Si
nous voulons vraiment prendre les problèmes à la racine, il faudra
bien mettre des retenues à notre boulimie d'énergie.
(La
Décroissance,
mars 2018)
La
vague de froid surprend toujours notre monde en folie de dépense
d’énergie. Il ne se passe pas de jour qu’on ne nous propose un
nouvel appareil électrique censé améliorer notre vie. Pour ma
part, j’ai chez moi un aspirateur, un lave-vaisselle, un
micro-ondes, une cuisinière à induction, un lave-linge, un
téléviseur avec lecteur de dvd, un ordinateur, deux postes de
radio, un grille-pain, un mixer, une bouilloire, une cafetière, un
sèche-cheveux, un
fer à repasser,
sans parler des innombrables appareils numériques qui ont besoin de
l’électricité pour recharger leur batterie (téléphone portable,
liseuse, appareil de photo) etc. Et sans doute j’en oublie. Je n’ai
pas encore succombé aux sirènes du smartphone (je
vois autour de moi qu’il faut recharger la batterie tous les jours,
quand ce n’est pas plusieurs fois par jour, alors
que je recharge mon modeste téléphone une fois par semaine),
de la machine à café, de la machine à pain, de
la crêpière, de la friteuse, du vélo électriques et autres
gadgets qu’on nous vante comme indispensables, et dont beaucoup
sont largement inutiles.
Quand
je pense qu’au
début des
années 70, je n’avais pas le téléphone, ni la télé, ni
machine à laver, que
je passais l’eau à la louche ou à la cuillère dans le filtre pour faire mon café,
que je vivais dans ce qu’on appelle aujourd’hui la sobriété
volontaire... Et que je ne me souviens pas en avoir souffert, loin de
là.

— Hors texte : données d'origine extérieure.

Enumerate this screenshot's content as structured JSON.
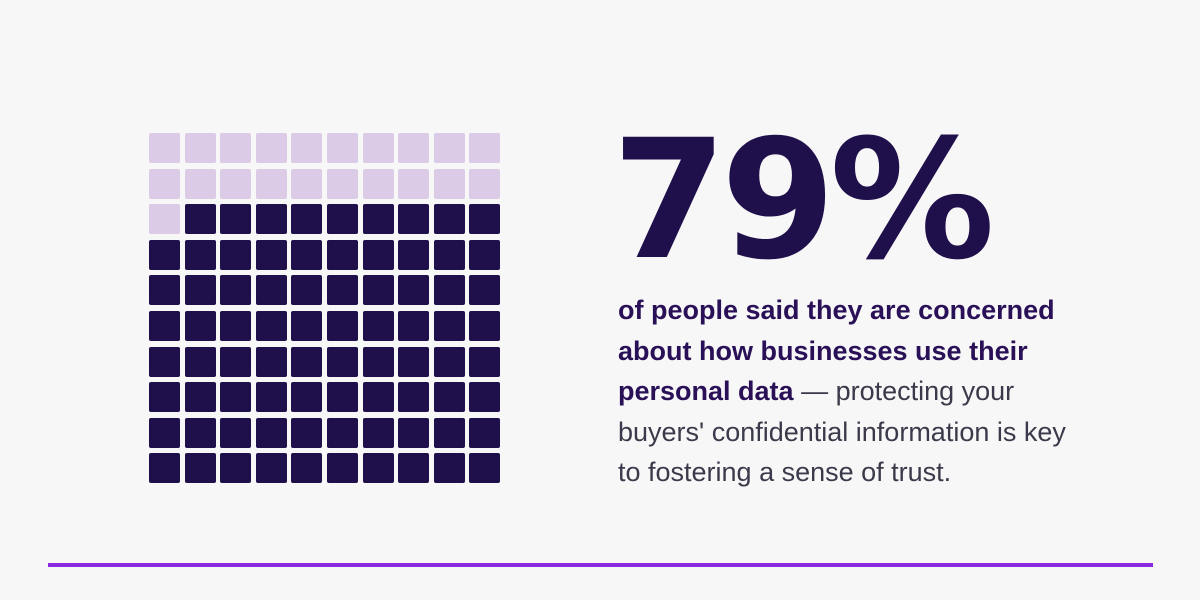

Je ne dirais pas c’était
mieux avant
pour autant. Mais je ne prenais dans le progrès que ce qui était
effectivement du progrès.
Les
jeunes du quartier, quand ils me voient passer à vélo, m’ont dit
plusieurs fois : « Vous aurez bientôt un vélo
électrique, Monsieur ? » Je réponds à chaque fois que
mon énergie musculaire me suffit bien et ne nécessite pas de
centrales
nucléaires
(avec
tous les risques qu’elles génèrent),
tout en me maintenant en bonne santé. Je suis effaré de voir tous
ces nouveaux gadgets électriques qui envahissent la ville :
trottinettes, monocycles (roues
gyroscopiques),
sans
parler des illuminations imbéciles et sans doute coûteuses en
énergie, destinées avant tout à nous faire consommer un peu plus :
quel besoin d’éclairer les magasins la nuit ? L’éclairage
des rues me semble bien suffisant. En tout cas, avec moi, c’est
raté, je ne zyeute pas les vitrines !
On
ne pourra jamais fournir toujours davantage d’énergie, c’est
mathématique, le monde est petit et nous sommes déjà largement
trop nombreux. Tiens, en voilà de piètres consommateurs d’énergie,
les SDF. Je ne peux m’empêcher de discuter avec eux et de leur
poser la question qui tue : « Mais vous ne dormez quand
même pas dehors ? » Les réponses sont variables, le plus
souvent : « Sous
un pont », « Sous
un porche » ou « Dans un squat », mais quelquefois,
on me dit : « Si ! » Et l’un de m’expliquer
qu’il dort avec son chien dans son duvet, le chien lui servant de
bouillotte. Quand on pense qu’il existe aussi des couvertures
électriques ! Et qu’on parle maintenant de vêtements
connectés...
Et
tous ces gens qui pourtant sont hyperconnectés et se retrouvent dans
leur voiture bloqués
sur l’autoroute dans une tempête de neige ! Notre
meilleur
des mondes
(relisons le bouquin prophétique de Huxley) nous rend de plus en
plus aliénés (pour ne pas dire crétinisés) par cette religion de la technologie triomphante et du
progrès infini. Progrès
qui
repose en fait sur l’exploitation éhontée des
matières premières du
tiers monde : "Relocaliser
les mines en France et en Occident pourrait générer deux effets
positifs. D’abord,
nous prendrions immédiatement conscience, effarés, de ce qu’il en
coûte réellement de se proclamer modernes, connectés et écolos",
écrit
Guillaume Pitron dans un livre édifiant qui
vient de paraître,
La
guerre des métaux rares
(Les Liens qui libèrent, 2018).
C’est-à-dire
que ce progrès autoproclamé génère ici et là des guerres
ouvertes
ou larvées ;
mais ça se passe au loin, chez les prétendus sauvages
(moins
sauvages, me semble-t-il, que ce bon Français qui a écrit récemment une lettre d’un racisme
nauséabond à une députée noire de notre Assemblée nationale). Et
ça fait aussi marcher notre économie (c’est-à-dire le
capitalisme), toutes ces guerres : au fond, le capitalisme,
c’est la guerre !
En
attendant, je continue à faire du vélo ou à marcher à pied, à
utiliser aussi le collectif chaque fois que je peux : c'est ma transition énergétique à moi. Et je dis bravo aux
municipalités qui ont rendu gratuits leurs transports en commun,
leurs bibliothèques et
parfois d’autres équipements collectifs...
Et honte à
ceux qui pratiquent l’évasion fiscale
et qui sont vraisemblablement, par leurs richesses, parmi les plus
grands pollueurs sur terre !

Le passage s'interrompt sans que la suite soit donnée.